К концу недели мы собрали вещи для поездки в Шамби.
— После того что случилось, — сказала я, — не думаю, что будет разумно следовать намеченному плану.
— Возможно, — согласился Эрнест. Его голос звучал устало. — А что ты предлагаешь?
— Может, вернемся в Париж?
— Но будет только хуже, разве не так?
— В таком состоянии Рождество не в радость. Все так плохо. Может, пора подумать о возвращении домой?
— В Штаты? Признать свой провал? Ты хочешь убить меня?
— Прости. Трудно понять, как жить дальше.
— Да, — сказал он и, взяв «Корону», бережно уложил ее в чемодан и защелкнул замок. — Действительно, трудно.
Приехав в Шамби, мы увидели, что там все по-старому. Шале было отличным, точно таким, как раньше. Не изменились и покрытые снегом горы, и наши хозяева, семейство Гангвиш, — они встретили нас так, словно мы были давно не навещавшими их родственниками. После ужасных недель в Лозанне все было так приятно, что мы сдались. Даже не распаковав вещи, надели лыжные костюмы и сели на последний поезд в горы, идущий в Лез Авантс. Солнце уже садилось, когда мы встали на лыжи и понеслись по заснеженному склону к деревушке. Ветер свистел в ушах и обжигал щеки; Эрнест ехал впереди — на его больном колене была тугая черная повязка. Он старался оберегать колено, но в общем двигался легче, чем прежде. С радостью я послала благодарность снегам, и небу, кремовый цвет которого окрашивался разными оттенками розового, и Женевскому озеру вдали — плоскому и блестящему, как зеркало.

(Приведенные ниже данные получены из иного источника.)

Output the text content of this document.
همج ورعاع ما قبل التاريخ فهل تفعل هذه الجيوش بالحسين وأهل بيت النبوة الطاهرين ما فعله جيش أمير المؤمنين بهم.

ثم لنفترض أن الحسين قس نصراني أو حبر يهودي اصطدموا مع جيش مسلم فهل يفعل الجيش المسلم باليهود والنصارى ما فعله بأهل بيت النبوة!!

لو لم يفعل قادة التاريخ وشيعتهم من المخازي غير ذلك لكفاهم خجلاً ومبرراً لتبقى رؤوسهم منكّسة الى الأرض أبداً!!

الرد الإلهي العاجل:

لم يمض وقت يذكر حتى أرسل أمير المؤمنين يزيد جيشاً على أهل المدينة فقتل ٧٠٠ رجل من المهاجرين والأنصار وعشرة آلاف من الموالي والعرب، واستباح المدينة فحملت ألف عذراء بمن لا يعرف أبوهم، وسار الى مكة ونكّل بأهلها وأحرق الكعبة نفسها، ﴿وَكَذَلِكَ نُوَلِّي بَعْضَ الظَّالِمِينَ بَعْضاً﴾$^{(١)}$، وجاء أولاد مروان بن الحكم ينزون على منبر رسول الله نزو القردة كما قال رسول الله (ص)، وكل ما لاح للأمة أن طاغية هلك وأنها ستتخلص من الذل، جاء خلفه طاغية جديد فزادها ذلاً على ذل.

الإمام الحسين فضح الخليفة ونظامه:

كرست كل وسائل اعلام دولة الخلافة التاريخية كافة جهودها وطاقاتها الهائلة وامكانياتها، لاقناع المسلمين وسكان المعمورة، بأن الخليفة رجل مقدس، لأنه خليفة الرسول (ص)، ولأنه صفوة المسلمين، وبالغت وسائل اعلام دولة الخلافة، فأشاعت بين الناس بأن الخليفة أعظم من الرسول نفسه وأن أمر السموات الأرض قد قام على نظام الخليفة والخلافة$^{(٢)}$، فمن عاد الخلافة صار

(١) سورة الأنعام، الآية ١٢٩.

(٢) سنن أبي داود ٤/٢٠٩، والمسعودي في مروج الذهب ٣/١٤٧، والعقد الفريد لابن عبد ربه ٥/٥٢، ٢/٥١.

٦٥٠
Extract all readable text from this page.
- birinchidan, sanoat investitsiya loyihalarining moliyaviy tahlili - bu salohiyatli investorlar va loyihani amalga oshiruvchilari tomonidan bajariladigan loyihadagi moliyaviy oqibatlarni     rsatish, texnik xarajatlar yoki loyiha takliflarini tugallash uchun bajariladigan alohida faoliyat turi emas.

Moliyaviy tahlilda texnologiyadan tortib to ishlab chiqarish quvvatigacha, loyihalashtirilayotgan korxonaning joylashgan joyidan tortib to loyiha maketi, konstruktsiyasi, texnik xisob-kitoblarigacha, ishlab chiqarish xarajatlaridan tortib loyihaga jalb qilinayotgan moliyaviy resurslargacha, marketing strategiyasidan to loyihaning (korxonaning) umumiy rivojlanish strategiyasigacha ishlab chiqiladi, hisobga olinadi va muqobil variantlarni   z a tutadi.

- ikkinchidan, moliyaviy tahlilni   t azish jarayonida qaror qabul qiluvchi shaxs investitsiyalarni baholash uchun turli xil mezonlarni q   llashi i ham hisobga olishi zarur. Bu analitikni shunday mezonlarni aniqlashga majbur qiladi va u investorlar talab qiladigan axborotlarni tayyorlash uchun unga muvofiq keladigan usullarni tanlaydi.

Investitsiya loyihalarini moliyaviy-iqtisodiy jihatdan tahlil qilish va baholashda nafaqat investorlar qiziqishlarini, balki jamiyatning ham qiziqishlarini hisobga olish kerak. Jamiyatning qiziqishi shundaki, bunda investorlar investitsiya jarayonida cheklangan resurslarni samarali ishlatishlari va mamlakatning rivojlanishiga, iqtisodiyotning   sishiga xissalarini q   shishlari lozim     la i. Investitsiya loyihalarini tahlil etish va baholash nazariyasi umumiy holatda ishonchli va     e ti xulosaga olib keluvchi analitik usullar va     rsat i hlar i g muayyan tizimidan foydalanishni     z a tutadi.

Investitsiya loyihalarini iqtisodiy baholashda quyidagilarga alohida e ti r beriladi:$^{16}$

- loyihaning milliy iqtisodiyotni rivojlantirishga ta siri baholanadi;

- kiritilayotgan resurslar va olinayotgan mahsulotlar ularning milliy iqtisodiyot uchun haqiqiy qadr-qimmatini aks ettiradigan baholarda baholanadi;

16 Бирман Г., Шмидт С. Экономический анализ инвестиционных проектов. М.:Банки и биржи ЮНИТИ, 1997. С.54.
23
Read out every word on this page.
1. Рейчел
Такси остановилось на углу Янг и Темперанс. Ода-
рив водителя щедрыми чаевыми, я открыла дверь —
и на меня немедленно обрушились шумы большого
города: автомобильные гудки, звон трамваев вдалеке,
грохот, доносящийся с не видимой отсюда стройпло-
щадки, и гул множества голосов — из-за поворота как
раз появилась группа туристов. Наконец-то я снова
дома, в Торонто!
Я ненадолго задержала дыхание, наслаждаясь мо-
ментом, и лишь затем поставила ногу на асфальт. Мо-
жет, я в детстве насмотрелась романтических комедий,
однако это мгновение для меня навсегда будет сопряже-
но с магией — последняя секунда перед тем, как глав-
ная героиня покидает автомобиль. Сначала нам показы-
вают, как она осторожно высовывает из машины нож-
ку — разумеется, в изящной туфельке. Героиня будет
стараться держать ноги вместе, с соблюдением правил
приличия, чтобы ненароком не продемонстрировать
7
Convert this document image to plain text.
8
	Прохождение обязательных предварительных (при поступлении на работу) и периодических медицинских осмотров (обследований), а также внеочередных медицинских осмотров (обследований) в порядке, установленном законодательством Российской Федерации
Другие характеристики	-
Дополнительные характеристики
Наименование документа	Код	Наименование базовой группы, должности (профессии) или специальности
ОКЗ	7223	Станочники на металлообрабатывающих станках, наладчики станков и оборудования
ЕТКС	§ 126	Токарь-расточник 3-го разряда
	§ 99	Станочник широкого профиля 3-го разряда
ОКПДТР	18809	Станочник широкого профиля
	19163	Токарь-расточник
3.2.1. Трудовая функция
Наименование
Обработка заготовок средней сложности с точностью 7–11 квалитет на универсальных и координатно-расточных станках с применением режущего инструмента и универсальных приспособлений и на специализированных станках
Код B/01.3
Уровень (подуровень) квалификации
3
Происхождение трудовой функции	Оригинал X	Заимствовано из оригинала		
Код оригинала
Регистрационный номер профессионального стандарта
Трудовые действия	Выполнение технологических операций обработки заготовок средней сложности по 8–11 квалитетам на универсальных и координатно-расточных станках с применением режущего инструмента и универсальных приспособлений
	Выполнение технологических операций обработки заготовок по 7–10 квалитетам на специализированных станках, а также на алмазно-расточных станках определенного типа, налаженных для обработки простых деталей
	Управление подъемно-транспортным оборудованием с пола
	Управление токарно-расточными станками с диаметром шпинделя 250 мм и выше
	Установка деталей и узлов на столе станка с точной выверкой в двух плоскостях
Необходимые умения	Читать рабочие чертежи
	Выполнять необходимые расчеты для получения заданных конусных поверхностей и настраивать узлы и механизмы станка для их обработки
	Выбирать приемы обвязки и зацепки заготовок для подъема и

На следующий день мы долго спали в нашей большой кровати с пологом и даже не слышали, как на цыпочках вошла служанка и развела огонь. Мы встали позже, когда комната уже нагрелась, а изразцовая печка весело потрескивала.
— Хорошо, что мы поехали сюда, Тэти. — Я прижалась к спине Эрнеста, целуя его шею и выступающие позвонки.
— Да, — согласился он. — Давай наслаждаться каждой минутой пребывания здесь и не думать ни о чем другом.
— Нет ничего другого, — сказала я и, перевернувшись, накрыла его тело своим, обхватив ногами плоский, твердый живот. Приподняв выше бедер ночную рубашку, я ввела его в себя.
Он застонал и закрыл глаза, полностью отдавшись наслаждению.
Чинк приехал на Рождество, и в результате праздник получился совсем не печальным. Для каждого, включая Чинка, повесили чулки с подарками, потом открыли их и устроили царский обед. И только поздно вечером, когда мы расположились у камина и выпитый бренди согревал наши тела, а еще не выпитый плескался в стаканах, Эрнест поведал другу ужасную историю пропавших рукописей.
— Ну и дела, дружище, — огорчился Чинк, когда Эрнест закончил рассказ. — Ты сможешь все начать заново?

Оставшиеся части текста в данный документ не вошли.